Despite improvements in many of the macroeconomic statistics, a great many individuals still struggle to find employment befitting of their skill level. Indeed, much attention has been paid to improvement in national macroeconomic statistics. For instance, the unemployment rate in May was 6.2%, the lowest its been since Sept. 2008. However, the employment-to-population ratio–a much more objective and, arguably, accurate measure of the labor market–still sits at 58.9%, well below the roughly 63% average prior to the recession.
I recently published an op-ed in The Cleveland Plain Dealer offering advice to the new college graduates; however, the advice I provide is applicable to workers of all skill and experience level. My tips for professional success boil down to this: be entrepreneurial in all aspects of your professional life. Being entrepreneurial does not mean that a person must start or run a business; being entrepreneurial is a different way of thinking and acting.
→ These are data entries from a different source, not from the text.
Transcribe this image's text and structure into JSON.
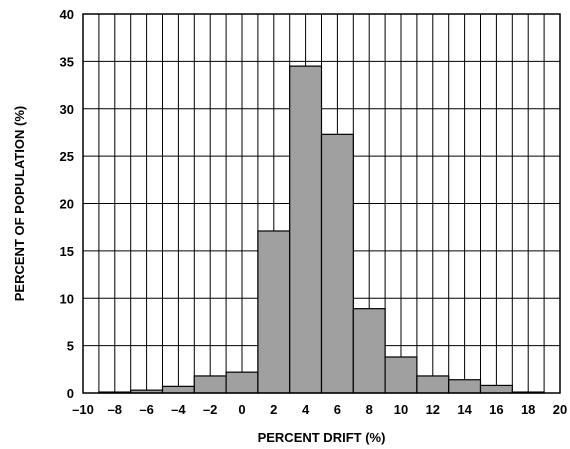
{
  "chart_data": {
    "type": "bar",
    "title": "",
    "xlabel": "PERCENT DRIFT (%)",
    "ylabel": "PERCENT OF POPULATION (%)",
    "xlim": [
      -10,
      20
    ],
    "ylim": [
      0,
      40
    ],
    "x_ticks": [
      -10,
      -8,
      -6,
      -4,
      -2,
      0,
      2,
      4,
      6,
      8,
      10,
      12,
      14,
      16,
      18,
      20
    ],
    "x_tick_labels": [
      "–10",
      "–8",
      "–6",
      "–4",
      "–2",
      "0",
      "2",
      "4",
      "6",
      "8",
      "10",
      "12",
      "14",
      "16",
      "18",
      "20"
    ],
    "y_ticks": [
      0,
      5,
      10,
      15,
      20,
      25,
      30,
      35,
      40
    ],
    "y_tick_labels": [
      "0",
      "5",
      "10",
      "15",
      "20",
      "25",
      "30",
      "35",
      "40"
    ],
    "grid": true,
    "bin_width": 2,
    "bins": [
      {
        "x_start": -9,
        "value": 0.1
      },
      {
        "x_start": -7,
        "value": 0.3
      },
      {
        "x_start": -5,
        "value": 0.7
      },
      {
        "x_start": -3,
        "value": 1.8
      },
      {
        "x_start": -1,
        "value": 2.2
      },
      {
        "x_start": 1,
        "value": 17.1
      },
      {
        "x_start": 3,
        "value": 34.5
      },
      {
        "x_start": 5,
        "value": 27.3
      },
      {
        "x_start": 7,
        "value": 8.9
      },
      {
        "x_start": 9,
        "value": 3.8
      },
      {
        "x_start": 11,
        "value": 1.8
      },
      {
        "x_start": 13,
        "value": 1.4
      },
      {
        "x_start": 15,
        "value": 0.8
      },
      {
        "x_start": 17,
        "value": 0.1
      }
    ]
  }
}
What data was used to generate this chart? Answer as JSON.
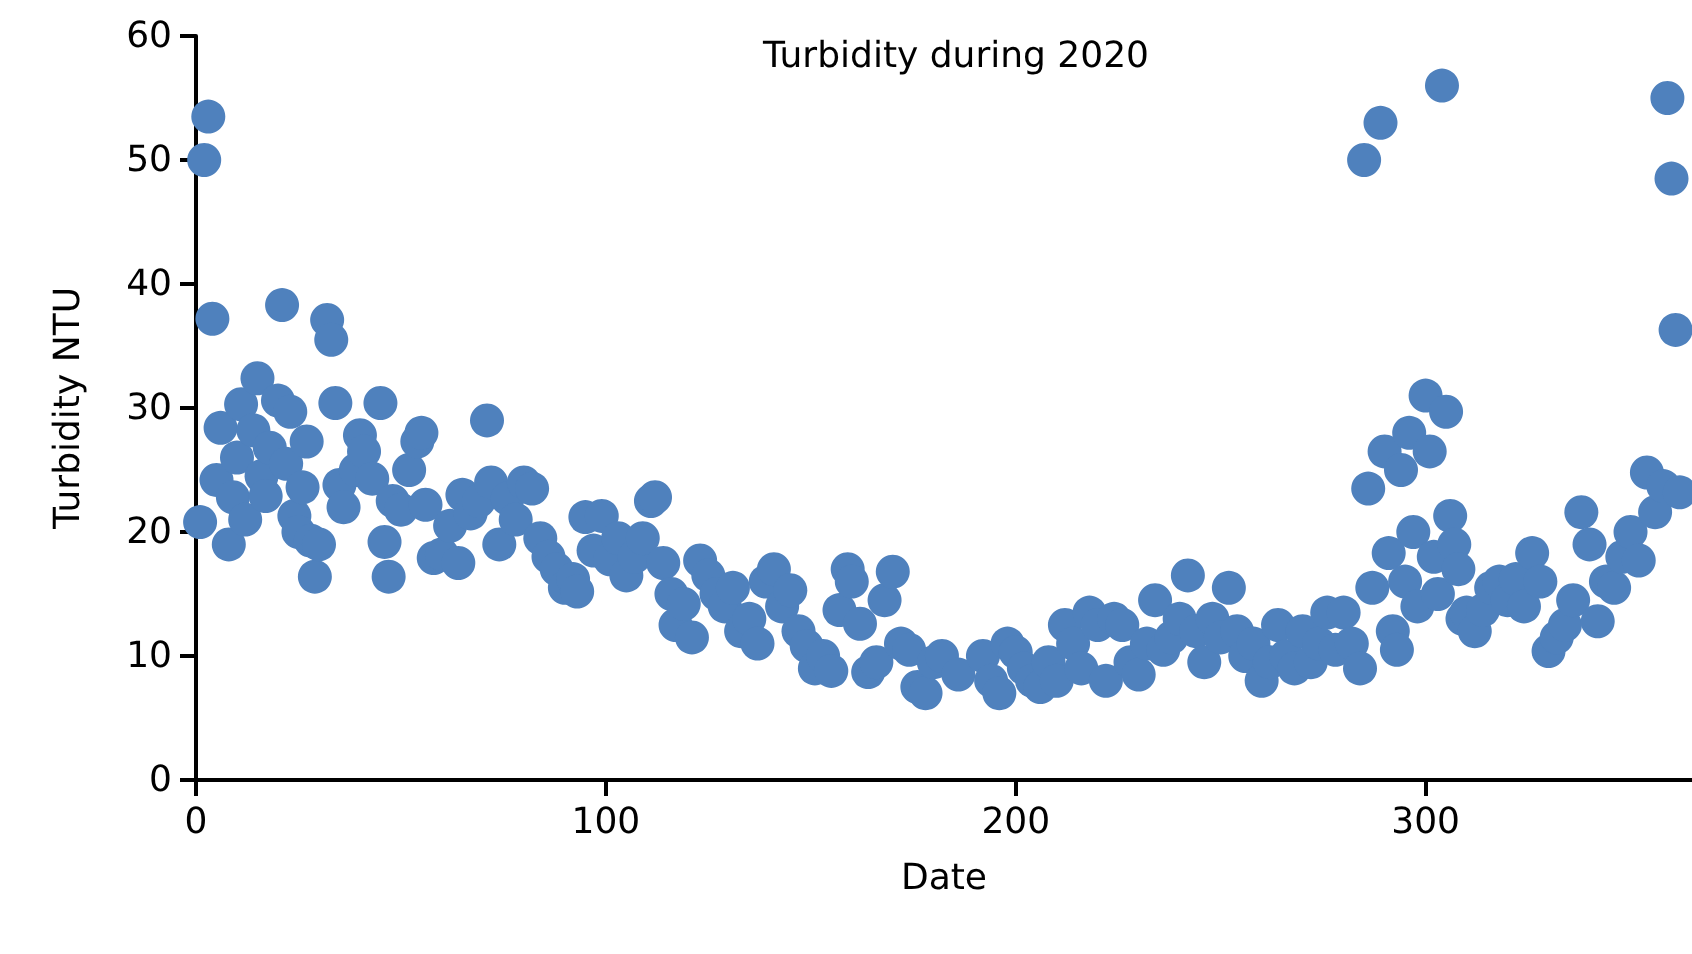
{
  "chart_data": {
    "type": "scatter",
    "title": "Turbidity during 2020",
    "xlabel": "Date",
    "ylabel": "Turbidity NTU",
    "x": [
      1,
      2,
      3,
      4,
      5,
      6,
      8,
      9,
      10,
      11,
      12,
      14,
      15,
      16,
      17,
      18,
      20,
      21,
      22,
      23,
      24,
      25,
      26,
      27,
      28,
      29,
      30,
      32,
      33,
      34,
      35,
      36,
      39,
      40,
      41,
      43,
      45,
      46,
      47,
      48,
      50,
      52,
      54,
      55,
      56,
      58,
      60,
      62,
      64,
      65,
      67,
      69,
      71,
      72,
      74,
      76,
      78,
      80,
      82,
      84,
      86,
      88,
      90,
      92,
      93,
      95,
      97,
      99,
      101,
      103,
      105,
      107,
      109,
      111,
      112,
      114,
      116,
      117,
      119,
      121,
      123,
      125,
      127,
      129,
      131,
      133,
      135,
      137,
      139,
      141,
      143,
      145,
      147,
      149,
      151,
      153,
      155,
      157,
      159,
      160,
      162,
      164,
      166,
      168,
      170,
      172,
      174,
      176,
      178,
      180,
      182,
      186,
      192,
      194,
      196,
      198,
      200,
      202,
      204,
      206,
      208,
      210,
      212,
      214,
      216,
      218,
      220,
      222,
      224,
      226,
      228,
      230,
      232,
      234,
      236,
      238,
      240,
      242,
      244,
      246,
      248,
      250,
      252,
      254,
      256,
      258,
      260,
      262,
      264,
      266,
      268,
      270,
      272,
      274,
      276,
      278,
      280,
      282,
      284,
      285,
      286,
      287,
      289,
      290,
      291,
      292,
      293,
      294,
      295,
      296,
      297,
      298,
      300,
      301,
      302,
      303,
      304,
      305,
      306,
      307,
      308,
      309,
      310,
      312,
      314,
      316,
      318,
      320,
      322,
      324,
      326,
      328,
      330,
      332,
      334,
      336,
      338,
      340,
      342,
      344,
      346,
      348,
      350,
      352,
      354,
      356,
      358,
      359,
      360,
      361,
      362
    ],
    "values": [
      20.8,
      50,
      53.5,
      37.2,
      24.2,
      28.4,
      19,
      22.8,
      26,
      30.3,
      21,
      28.2,
      32.4,
      24.5,
      22.9,
      26.8,
      30.6,
      38.3,
      25.5,
      29.7,
      21.3,
      20,
      23.6,
      27.3,
      19.3,
      16.4,
      19,
      37.1,
      35.5,
      30.4,
      23.8,
      22,
      25,
      27.8,
      26.5,
      24.3,
      30.4,
      19.2,
      16.4,
      22.5,
      21.8,
      25,
      27.3,
      28,
      22.2,
      17.9,
      18.2,
      20.5,
      17.5,
      23,
      21.5,
      22.5,
      29,
      24,
      19,
      22.7,
      21,
      24,
      23.5,
      19.5,
      18,
      17,
      15.5,
      16.2,
      15.2,
      21.2,
      18.5,
      21.3,
      17.8,
      19.5,
      16.5,
      18,
      19.5,
      22.5,
      22.8,
      17.5,
      15,
      12.5,
      14.2,
      11.5,
      17.7,
      16.5,
      15,
      14,
      15.5,
      12,
      13,
      11,
      16,
      17,
      14,
      15.3,
      12,
      10.8,
      9,
      10,
      8.8,
      13.7,
      17,
      16,
      12.6,
      8.7,
      9.5,
      14.5,
      16.8,
      11,
      10.5,
      7.5,
      7,
      9.5,
      10,
      8.5,
      10,
      8,
      7,
      11,
      10.3,
      9,
      8,
      7.5,
      9.5,
      8,
      12.5,
      11,
      9,
      13.5,
      12.5,
      8,
      13,
      12.5,
      9.5,
      8.5,
      11,
      14.5,
      10.5,
      11.5,
      13,
      16.5,
      12,
      9.5,
      13,
      11.5,
      15.5,
      12,
      10,
      11,
      8,
      9.5,
      12.5,
      10,
      9,
      12,
      9.5,
      11,
      13.5,
      10.5,
      13.5,
      11,
      9,
      50,
      23.5,
      15.5,
      53,
      26.5,
      18.3,
      12,
      10.5,
      25,
      16,
      28,
      20,
      14,
      31,
      26.5,
      18,
      15,
      56,
      29.7,
      21.3,
      19,
      17,
      13,
      13.5,
      12,
      13.7,
      15.5,
      16,
      14.5,
      16.2,
      14,
      18.3,
      16,
      10.4,
      11.5,
      12.5,
      14.5,
      21.6,
      19,
      12.8,
      16,
      15.5,
      18,
      20,
      17.7,
      24.8,
      21.6,
      23.7,
      55,
      48.5,
      36.3,
      23.2
    ],
    "color": "#4f81bd",
    "marker": "circle",
    "grid": false,
    "xlim": [
      0,
      365
    ],
    "xticks": [
      0,
      100,
      200,
      300
    ],
    "ylim": [
      0,
      60
    ],
    "yticks": [
      0,
      10,
      20,
      30,
      40,
      50,
      60
    ]
  }
}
I summarize below:
- Recognize that income is earned by helping others: Whether you want someone to buy your product or pay you for your labor, if it is unclear that you will somehow enhance their lives or reduce their costs, they will not pay you for the product or your time.
- Actively seek ways to add value to others’ lives: The most successful among us actively consider the needs of others and then present a plan for how they can best meet those needs.
- Productivity, not effort, is rewarded: Upon graduation, productivity is the key to advancements. Concise but effective writing saves not only your time but also the time of those who read your report, freeing everyone up to work on other projects.
- Only make promises you know you will keep: Only make promises that you know you will keep as your circumstances and incentives change.
- Be adaptable: A healthy economy involves a great deal of disruption as antiquated products and business structures are replaced with improved ones. Individuals must be able to adapt to such disruptions and be eager to learn and grow from an opportunity to work for a new employer and/or in a new industry.
Far more societal problems have been addressed and far more people have risen out of poverty through the actions of those pursuing their own self interests in the private sector than have been achieved through political redistribution policies. Political change that better enables individuals to be entrepreneurial–that is, political change toward greater economic freedom–will further enhance societal well-being. The content of chapters 4 – 6 of Madmen provide some insights as to how such political change takes place (or does not take place).